The ring bearer is generally a boy aged four to eight. He can be a close friend’s or relative’s child, or, if this is your second marriage and you have children, one of your own. His official role is to bring the rings (adorned on a pillow) down the altar, immediately preceding the flower girl. In most cases, the rings are fake, and sewed on—the best man has the real jewels. If the child you chose is precocious, by all means have him bring the official rings down the aisle; you can even have someone from the sidelines exchange pillows with him immediately before he takes his place for the vows. As for the pillow itself, it’s usually in a style to match the ring bearer’s outfit or the colors of the wedding.

Lord of the rings.
Make sure to include the ring bearer in the rehearsal dinner. Stage fright hits kids too, and it’s essential he’s not uncomfortable with the task.

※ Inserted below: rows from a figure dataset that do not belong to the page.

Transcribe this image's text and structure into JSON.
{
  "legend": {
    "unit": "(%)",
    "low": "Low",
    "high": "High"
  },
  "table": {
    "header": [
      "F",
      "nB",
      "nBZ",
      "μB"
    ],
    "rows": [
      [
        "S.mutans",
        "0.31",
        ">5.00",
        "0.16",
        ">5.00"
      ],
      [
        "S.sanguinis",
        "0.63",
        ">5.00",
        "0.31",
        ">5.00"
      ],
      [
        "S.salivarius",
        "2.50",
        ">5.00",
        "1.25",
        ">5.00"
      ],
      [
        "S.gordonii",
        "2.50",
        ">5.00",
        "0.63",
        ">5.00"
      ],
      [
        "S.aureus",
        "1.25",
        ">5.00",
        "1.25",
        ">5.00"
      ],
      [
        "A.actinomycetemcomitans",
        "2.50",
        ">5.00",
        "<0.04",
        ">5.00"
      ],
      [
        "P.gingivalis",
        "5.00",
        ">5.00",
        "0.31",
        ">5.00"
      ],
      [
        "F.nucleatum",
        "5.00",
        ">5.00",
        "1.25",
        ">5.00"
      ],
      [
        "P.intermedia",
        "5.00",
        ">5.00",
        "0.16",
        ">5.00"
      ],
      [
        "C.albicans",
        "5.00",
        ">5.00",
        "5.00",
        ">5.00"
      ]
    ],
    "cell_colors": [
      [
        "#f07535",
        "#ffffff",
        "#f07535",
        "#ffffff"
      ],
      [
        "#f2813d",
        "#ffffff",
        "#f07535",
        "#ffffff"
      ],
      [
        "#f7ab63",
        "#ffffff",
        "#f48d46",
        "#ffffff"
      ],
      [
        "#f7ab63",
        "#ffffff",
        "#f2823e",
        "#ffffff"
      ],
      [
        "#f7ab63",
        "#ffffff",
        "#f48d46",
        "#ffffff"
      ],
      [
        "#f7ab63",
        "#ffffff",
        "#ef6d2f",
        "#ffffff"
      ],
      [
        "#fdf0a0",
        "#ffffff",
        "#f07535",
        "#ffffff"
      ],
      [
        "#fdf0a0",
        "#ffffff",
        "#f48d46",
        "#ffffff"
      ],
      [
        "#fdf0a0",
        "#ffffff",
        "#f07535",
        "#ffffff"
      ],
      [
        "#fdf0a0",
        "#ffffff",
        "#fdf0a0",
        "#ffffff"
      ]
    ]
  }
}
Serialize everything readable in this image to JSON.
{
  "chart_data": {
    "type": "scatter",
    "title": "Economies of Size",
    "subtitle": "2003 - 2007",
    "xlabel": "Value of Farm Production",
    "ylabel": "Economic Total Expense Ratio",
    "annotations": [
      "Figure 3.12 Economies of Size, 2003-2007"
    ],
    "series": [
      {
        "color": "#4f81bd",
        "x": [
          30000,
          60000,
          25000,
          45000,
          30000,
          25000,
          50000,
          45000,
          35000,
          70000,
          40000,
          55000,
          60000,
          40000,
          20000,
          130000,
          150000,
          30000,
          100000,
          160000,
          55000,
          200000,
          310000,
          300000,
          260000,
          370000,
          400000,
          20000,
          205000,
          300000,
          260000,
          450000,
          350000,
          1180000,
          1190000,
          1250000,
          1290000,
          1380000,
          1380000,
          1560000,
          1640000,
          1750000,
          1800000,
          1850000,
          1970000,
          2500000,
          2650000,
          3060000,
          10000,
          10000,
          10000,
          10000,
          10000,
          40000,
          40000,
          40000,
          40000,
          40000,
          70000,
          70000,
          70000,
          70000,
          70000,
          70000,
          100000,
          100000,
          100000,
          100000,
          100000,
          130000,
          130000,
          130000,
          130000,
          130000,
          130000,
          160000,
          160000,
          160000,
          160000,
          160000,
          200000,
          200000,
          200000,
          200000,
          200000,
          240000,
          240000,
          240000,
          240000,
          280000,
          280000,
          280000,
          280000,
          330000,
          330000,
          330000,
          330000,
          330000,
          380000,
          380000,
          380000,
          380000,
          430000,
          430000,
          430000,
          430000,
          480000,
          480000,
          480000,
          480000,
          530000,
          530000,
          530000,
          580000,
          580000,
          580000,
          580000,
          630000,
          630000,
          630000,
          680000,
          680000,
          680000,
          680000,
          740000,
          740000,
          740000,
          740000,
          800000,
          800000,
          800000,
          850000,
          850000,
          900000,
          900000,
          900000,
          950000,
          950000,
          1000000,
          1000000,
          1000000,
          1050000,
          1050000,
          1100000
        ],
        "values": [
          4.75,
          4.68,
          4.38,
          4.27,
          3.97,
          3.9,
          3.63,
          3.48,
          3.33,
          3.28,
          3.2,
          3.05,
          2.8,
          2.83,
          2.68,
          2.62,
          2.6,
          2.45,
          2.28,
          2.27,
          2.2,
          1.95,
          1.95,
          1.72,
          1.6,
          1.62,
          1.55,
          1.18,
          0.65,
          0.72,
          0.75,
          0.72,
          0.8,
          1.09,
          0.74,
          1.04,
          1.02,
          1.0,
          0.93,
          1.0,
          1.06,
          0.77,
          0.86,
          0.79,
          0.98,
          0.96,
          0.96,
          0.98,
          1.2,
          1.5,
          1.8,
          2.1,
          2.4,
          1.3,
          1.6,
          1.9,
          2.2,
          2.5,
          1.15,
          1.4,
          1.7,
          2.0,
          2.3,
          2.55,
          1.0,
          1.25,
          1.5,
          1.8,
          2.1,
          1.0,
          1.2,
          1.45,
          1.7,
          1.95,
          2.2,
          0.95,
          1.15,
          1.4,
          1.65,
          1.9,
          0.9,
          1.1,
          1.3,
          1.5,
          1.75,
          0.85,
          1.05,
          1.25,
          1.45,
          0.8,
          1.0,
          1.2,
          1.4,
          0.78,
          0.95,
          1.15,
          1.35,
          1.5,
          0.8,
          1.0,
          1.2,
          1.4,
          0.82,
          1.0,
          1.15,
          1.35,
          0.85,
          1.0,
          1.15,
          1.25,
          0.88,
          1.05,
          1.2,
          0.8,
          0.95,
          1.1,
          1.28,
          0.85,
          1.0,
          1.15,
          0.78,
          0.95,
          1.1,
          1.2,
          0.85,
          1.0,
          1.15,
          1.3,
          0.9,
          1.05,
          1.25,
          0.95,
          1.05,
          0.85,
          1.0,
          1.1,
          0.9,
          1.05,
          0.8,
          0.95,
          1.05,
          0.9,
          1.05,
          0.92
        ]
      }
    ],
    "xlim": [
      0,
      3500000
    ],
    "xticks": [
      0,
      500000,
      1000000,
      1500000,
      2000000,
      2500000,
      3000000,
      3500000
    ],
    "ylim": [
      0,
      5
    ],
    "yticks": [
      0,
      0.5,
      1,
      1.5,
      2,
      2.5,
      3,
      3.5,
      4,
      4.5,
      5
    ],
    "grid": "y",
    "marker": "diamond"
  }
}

As for outfits, he’s usually dressed in a suit similar to the groomsmen or the overall wedding theme (any attire store will have oodles of ring bearer ideas). Whatever outfit you chose, the most important thing to remember is to have it match the formality of the occasion. You’ll need to have him try on his clothes in advance, as children can be quite squeamish in formal attire.

There’s no rule that says a ring bearer is required for your ceremony, just as there’s no official rule that it has to be a boy. If, for whatever reason, there’s no male child for the job, you can have a young girl perform the duty. Dress her up similar to the flower girl. You can also double the job up: The flower girl can have a ring pillow tucked into her basket.

Boy bands.
There’s been a trend of late to have pets as ring bearers—dogs tend to be the most reliable. If you can train Fido to carry the pillow on cue, give it a try. It’s usually best to have the ring pillow tied on him in decorative floral bows, as opposed to letting him munch on the karats. No matter how many times you rehearse this procedure, have an alternate plan. Even the most well trained animals are adverse to big crowds.

If there are two boys you’re close to, think about having the other one be a page; a job that requires him to hold the bride’s train. Or get really creative and have two ring bearers; one holding the bride’s ring, the other, the groom’s. It’s a way of doubling your pleasure and their fun.